Central dopaminergic reward pathways give rise to dependence and are activated by nicotine. Allelic variants in genes involved in dopamine metabolism may therefore influence the amount of tobacco consumed by smokers. We developed assays for polymorphisms in dopamine β-hydroxylase (DBH), monoamine oxidase (MAO) and catechol O-methyl transferase (COMT) using the polymerase chain reaction with sequence specific primers (PCR-SSP). We then typed 225 cigarette smokers to assess whether genotype was related to the number of cigarettes smoked a day. Smokers with DBH 1368 GG genotype smoked fewer cigarettes than those with GA/AA [mean difference -2.9 cigarettes, 95% confidence interval (CI) -5.5, -0.4; P = 0.022]. The effect reached statistical significance in women (-3.8, 95% CI -6.4, -1.0, P = 0.007) but not in men (-1.5, 95% CI -6.0, 3.0, P = 0.498).
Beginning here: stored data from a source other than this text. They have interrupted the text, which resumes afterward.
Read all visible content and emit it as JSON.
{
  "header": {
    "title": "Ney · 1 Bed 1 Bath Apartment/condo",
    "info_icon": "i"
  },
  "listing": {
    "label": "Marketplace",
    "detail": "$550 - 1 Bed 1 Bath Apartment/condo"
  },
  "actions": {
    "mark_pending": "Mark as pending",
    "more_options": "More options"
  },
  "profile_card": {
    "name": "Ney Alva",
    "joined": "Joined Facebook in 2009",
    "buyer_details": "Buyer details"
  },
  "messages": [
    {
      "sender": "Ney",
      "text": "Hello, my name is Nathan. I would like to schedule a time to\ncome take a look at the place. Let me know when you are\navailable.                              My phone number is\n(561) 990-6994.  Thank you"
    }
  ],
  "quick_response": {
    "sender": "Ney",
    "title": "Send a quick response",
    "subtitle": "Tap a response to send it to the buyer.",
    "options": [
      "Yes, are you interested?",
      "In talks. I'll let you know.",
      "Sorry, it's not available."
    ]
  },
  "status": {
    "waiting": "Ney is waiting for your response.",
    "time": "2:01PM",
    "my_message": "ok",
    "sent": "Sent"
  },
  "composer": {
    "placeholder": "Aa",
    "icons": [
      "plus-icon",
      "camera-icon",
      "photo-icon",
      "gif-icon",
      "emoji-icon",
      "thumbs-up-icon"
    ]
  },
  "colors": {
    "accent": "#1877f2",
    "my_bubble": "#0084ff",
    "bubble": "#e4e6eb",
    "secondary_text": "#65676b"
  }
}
Overall, the effect was greater when analysis was confined to Caucasians (-3.8, 95% CI -6.6, -1.1, P= 0.007). Smokers with MAO-A 1460 TT/TO smoked more cigarettes than those with CC/CT/CO (2.9, 95% CI 0.6, 5.1, P = 0.013). Within each sex group, the trend was similar but not statistically significant (difference for men 2.9, 95% CI -1.0, 6.7; for women 2.0, 95% CI -0.7, 4.8). The effect of the allele was greater in smokers with a high body mass index ( > 26) (difference 5.1, 95% CI 1.4, 8.8, P = 0.008). More heavy smokers ( > 20 a day) had the DBH 1368A allele when compared to light smokers ( < 10 a day). (Relative risk 2.3, 95% CI 1.1, 5.0, P = 0.024.) The trend for increasing prevalence of the DBH A allele in heavy smokers was greater when analysis was restricted to Caucasians (relative risk 3.2, 95% CI 1.3, 8.2, P= 0.004). Conversely, heavy smokers were less likely to have the MAO-A 1460C allele (relative risk 0.3, 95% CI 0.1, 0.7, P = 0.012). Variations in DBH and MAO predict whether a person is a heavy smoker and how many cigarettes they consume. Our results support the view that these enzymes help to determine a smoker's requirement for nicotine and may explain why some people are predisposed to tobacco addiction and why some find it very difficult to stop smoking. This finding has important implications for smoking prevention and offers potential for developing patient-specific therapy for smoking cessation. (C) 2000 Lippincott Williams and Wilkins.